Nicanor Sen addresses in the Ministry of the Interior the execution and reinforcement of security policies in Castilla y León
Working meeting
April 8, 2024. The government delegate in Castilla y León, Nicanor Sen, held a working meeting with the Secretary of State for Security, Rafael Pérez, on Monday in ministerial departments to address and reinforce the implementation of internal security policies in the territory.
A meeting in which, among other issues, the current situation of the penitentiary centers of the Community was addressed, highlighting the important investment effort that is being made by the Ministry of the Interior in the modernization of the facilities.
At this point, Nicanor Sen expressed the need to strengthen the prison staff while taking an interest in the status of the project for the implementation of the prison module at the Hospital de Salamanca, which, as noted during the meeting, “the Ministry of the Interior has never renounced.”
Currently, the agreement is being prepared to adapt the space to the security needs required by the hospitalization of inmates in a hospital center, a process that takes its times and procedures. That is why the implementation of this space now depends on a purely administrative and not economic issue.

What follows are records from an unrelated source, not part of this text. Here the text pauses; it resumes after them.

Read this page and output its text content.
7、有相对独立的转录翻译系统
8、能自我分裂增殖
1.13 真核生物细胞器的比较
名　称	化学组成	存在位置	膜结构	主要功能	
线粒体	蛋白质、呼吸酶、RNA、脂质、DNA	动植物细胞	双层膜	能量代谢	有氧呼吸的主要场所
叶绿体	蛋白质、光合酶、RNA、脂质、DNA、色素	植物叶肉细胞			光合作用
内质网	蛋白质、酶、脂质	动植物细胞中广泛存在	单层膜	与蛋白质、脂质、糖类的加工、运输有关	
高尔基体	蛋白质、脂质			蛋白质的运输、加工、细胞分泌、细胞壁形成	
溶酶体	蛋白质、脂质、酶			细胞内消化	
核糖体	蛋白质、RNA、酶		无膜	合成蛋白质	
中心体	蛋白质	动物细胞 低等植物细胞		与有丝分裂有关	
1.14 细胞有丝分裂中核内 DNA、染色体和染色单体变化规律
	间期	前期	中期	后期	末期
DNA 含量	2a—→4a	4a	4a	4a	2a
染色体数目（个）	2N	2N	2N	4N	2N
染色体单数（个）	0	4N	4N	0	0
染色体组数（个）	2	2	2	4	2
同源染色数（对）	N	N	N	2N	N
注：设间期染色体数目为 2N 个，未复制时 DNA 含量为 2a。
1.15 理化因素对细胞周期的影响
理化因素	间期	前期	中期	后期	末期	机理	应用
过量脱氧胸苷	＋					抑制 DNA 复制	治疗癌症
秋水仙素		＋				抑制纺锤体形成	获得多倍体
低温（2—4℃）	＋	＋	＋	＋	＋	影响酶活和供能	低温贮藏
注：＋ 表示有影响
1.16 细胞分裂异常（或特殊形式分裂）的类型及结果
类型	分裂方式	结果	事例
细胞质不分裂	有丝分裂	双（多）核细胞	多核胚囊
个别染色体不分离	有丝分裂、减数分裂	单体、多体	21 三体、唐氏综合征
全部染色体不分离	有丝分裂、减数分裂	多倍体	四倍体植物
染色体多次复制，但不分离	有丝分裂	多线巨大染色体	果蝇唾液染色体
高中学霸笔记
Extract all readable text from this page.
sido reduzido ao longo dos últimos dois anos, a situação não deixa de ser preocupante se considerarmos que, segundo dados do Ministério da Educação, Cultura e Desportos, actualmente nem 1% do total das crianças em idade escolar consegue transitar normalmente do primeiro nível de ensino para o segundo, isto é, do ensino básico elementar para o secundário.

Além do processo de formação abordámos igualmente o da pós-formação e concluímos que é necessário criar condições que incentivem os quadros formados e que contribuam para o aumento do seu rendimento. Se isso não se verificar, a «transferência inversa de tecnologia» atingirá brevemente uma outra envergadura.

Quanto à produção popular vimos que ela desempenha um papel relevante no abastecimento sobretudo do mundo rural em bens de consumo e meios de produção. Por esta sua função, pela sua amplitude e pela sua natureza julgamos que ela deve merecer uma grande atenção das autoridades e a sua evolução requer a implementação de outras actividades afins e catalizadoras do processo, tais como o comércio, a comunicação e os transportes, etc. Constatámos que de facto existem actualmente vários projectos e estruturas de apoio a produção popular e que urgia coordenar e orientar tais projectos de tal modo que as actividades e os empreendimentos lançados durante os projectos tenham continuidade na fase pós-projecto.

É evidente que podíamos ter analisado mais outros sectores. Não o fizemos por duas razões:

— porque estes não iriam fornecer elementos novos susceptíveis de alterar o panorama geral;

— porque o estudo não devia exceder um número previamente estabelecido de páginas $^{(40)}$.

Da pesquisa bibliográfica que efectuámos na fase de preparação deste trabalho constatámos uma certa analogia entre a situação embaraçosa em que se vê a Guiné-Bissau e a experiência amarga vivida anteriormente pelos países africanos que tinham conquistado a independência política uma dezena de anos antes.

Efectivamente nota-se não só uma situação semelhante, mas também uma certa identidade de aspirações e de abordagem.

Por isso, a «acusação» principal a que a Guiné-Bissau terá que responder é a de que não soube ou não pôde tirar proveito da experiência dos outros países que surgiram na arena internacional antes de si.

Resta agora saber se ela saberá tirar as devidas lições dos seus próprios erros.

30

The other big issue that was addressed at the meeting was the situation of the State Security Forces and Corps, with the commitment on the table of the Government of Spain to continue advancing in the increase of the staff of Civil Guard and National Police in Castilla y León.
A goal that has been worked on in recent years, in which a historical maximum of agents has been reached, reaching 10,000 in the Community, and recovering more than 80% of the staff lost in the five years of the PP government. In any case, Sen conveyed to Pérez the need to prioritize the reinforcement of the staff of the Civil Guard in certain areas of the territory where a deficient number of agents has been detected to cover the needs.
This meeting allowed progress in other lines of action in the field of security, focusing on the increase in cybercrime, and in which it was shown that Castilla y León remains among the most secure communities in the whole of Spain, with a crime rate 14 points lower than the national average.